Körperliche Aktivität ist gesund. Wie gesund, erklärt Dr. med. Patrick Brun, Chefarzt Pulmonale, Internistische und Onkologische Rehabilitation im Berner Reha Zentrum in Heiligenschwendi, im Interview.
Was geschieht mit unserem Körper, wenn wir uns bewegen?
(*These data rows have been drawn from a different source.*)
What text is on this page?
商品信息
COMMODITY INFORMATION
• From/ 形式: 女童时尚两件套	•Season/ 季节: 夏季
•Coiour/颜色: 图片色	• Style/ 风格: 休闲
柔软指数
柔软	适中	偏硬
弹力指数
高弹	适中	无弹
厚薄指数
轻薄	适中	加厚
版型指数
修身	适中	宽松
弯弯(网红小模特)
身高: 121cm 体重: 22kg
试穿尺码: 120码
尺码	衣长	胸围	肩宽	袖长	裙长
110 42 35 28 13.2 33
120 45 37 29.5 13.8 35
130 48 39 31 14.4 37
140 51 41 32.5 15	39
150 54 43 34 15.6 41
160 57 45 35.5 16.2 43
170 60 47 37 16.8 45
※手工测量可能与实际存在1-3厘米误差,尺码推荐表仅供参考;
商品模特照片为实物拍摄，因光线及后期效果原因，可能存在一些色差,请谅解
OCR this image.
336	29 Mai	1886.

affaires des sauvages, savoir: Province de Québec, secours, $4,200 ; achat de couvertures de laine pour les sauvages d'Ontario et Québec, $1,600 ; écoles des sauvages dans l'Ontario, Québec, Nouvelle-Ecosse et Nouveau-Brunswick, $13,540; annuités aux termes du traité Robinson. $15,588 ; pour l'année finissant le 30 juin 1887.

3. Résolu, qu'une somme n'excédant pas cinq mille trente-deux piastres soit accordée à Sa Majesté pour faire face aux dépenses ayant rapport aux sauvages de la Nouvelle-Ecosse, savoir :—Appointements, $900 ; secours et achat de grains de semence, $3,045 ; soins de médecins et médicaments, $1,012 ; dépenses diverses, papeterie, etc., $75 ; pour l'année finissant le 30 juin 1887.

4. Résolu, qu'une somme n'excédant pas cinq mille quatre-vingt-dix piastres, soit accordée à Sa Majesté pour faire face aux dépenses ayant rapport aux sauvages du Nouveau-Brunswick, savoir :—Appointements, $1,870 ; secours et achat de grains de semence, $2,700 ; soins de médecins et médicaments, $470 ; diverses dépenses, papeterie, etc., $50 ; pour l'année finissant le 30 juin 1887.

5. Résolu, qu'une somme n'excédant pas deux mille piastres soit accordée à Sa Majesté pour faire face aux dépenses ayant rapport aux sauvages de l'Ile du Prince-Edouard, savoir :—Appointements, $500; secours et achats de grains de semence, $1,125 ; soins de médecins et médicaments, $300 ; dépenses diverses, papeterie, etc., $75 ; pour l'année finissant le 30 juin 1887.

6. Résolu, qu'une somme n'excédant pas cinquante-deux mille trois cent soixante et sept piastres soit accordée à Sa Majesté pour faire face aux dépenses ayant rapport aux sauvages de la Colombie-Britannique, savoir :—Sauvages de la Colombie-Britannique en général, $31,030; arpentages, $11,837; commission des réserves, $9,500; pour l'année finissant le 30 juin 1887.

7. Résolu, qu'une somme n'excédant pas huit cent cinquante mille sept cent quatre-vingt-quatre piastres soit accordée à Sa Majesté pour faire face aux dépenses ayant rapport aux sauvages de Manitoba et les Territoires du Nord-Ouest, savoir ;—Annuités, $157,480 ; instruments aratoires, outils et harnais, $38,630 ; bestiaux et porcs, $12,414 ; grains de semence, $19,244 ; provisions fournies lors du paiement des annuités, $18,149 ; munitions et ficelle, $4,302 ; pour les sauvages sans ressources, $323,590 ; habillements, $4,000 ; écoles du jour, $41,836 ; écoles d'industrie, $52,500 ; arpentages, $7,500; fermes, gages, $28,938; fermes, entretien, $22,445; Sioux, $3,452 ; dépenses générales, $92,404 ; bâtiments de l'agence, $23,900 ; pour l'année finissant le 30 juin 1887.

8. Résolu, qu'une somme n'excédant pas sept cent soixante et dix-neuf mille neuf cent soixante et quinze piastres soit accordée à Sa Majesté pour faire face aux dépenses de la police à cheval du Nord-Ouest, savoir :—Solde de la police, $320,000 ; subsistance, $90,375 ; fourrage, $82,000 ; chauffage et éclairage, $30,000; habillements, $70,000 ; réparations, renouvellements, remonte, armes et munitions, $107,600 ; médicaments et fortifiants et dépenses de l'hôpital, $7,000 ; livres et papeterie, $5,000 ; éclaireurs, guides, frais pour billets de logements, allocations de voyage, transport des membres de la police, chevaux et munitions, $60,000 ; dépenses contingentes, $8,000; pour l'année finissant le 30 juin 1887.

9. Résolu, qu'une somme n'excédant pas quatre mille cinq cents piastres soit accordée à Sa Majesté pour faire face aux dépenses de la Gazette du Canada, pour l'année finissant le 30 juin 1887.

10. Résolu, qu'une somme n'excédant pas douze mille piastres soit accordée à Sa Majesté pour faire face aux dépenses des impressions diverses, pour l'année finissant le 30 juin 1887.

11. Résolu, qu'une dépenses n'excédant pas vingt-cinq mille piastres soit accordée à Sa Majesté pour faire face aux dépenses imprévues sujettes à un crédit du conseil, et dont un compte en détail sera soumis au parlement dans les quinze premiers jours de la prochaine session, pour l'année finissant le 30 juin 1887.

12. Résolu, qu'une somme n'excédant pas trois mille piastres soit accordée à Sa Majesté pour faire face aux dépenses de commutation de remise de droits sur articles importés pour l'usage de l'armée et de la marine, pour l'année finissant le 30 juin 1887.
Patrick Brun: Sehr viel Positives. Dies belegte schon eine Studie aus dem Jahre 1953. Wissenschaftler untersuchten die Lebenserwartung von Buschauffeuren und Schaffnern der Londoner Verkehrsbetriebe. Es zeigte sich, dass die Buschauffeure früher starben – und der einzige signifikante Unterschied zwischen den beiden Gruppen war die Bewegung, welche die Schaffner bei der Ausübung ihres Berufes hatten. Heute ist erwiesen, dass körperliche Aktivität auf fast alle Organsysteme eine positive Wirkung hat.
Zum Beispiel?
Allgemein bekannt ist, dass Bewegung den Muskelaufbau fördert und hilft, Herz-Kreislauf-Erkrankungen vorzubeugen. Daneben stärken sportliche Tätigkeiten das Immunsystem, verbessern die Knochendichte und regen die Verdauung an. Ebenfalls kann dadurch das Risiko für verschiedene Krebsarten wie Darm- und Brustkrebs, Demenz, Altersdiabetes, Schlafstörungen und Depressionen gesenkt werden. Als Tablette wäre Bewegung ein Wundermittel. Leider hat die körperliche Aktivität in der zweiten Hälfte des 20. Jahrhunderts abgenommen.
Was sind die Gründe?
Da die meisten von uns bei der Arbeit nicht mehr körperlich aktiv sind, bewegen wir uns nicht mehr gewohnheitsmässig genügend. Dies führt dazu, dass Bewegungsmangel neben dem Rauchen, hohem Blutdruck und zu hohem Blutzucker der viertgrösste Risikofaktor für einen vorzeitigen Tod darstellt. Erfreulicherweise hat die körperliche Aktivität in den letzten Jahren in der Schweiz etwas zugenommen gemäss einer Gesundheitsbefragung des Bundesamtes für Statistik im Jahr 2017.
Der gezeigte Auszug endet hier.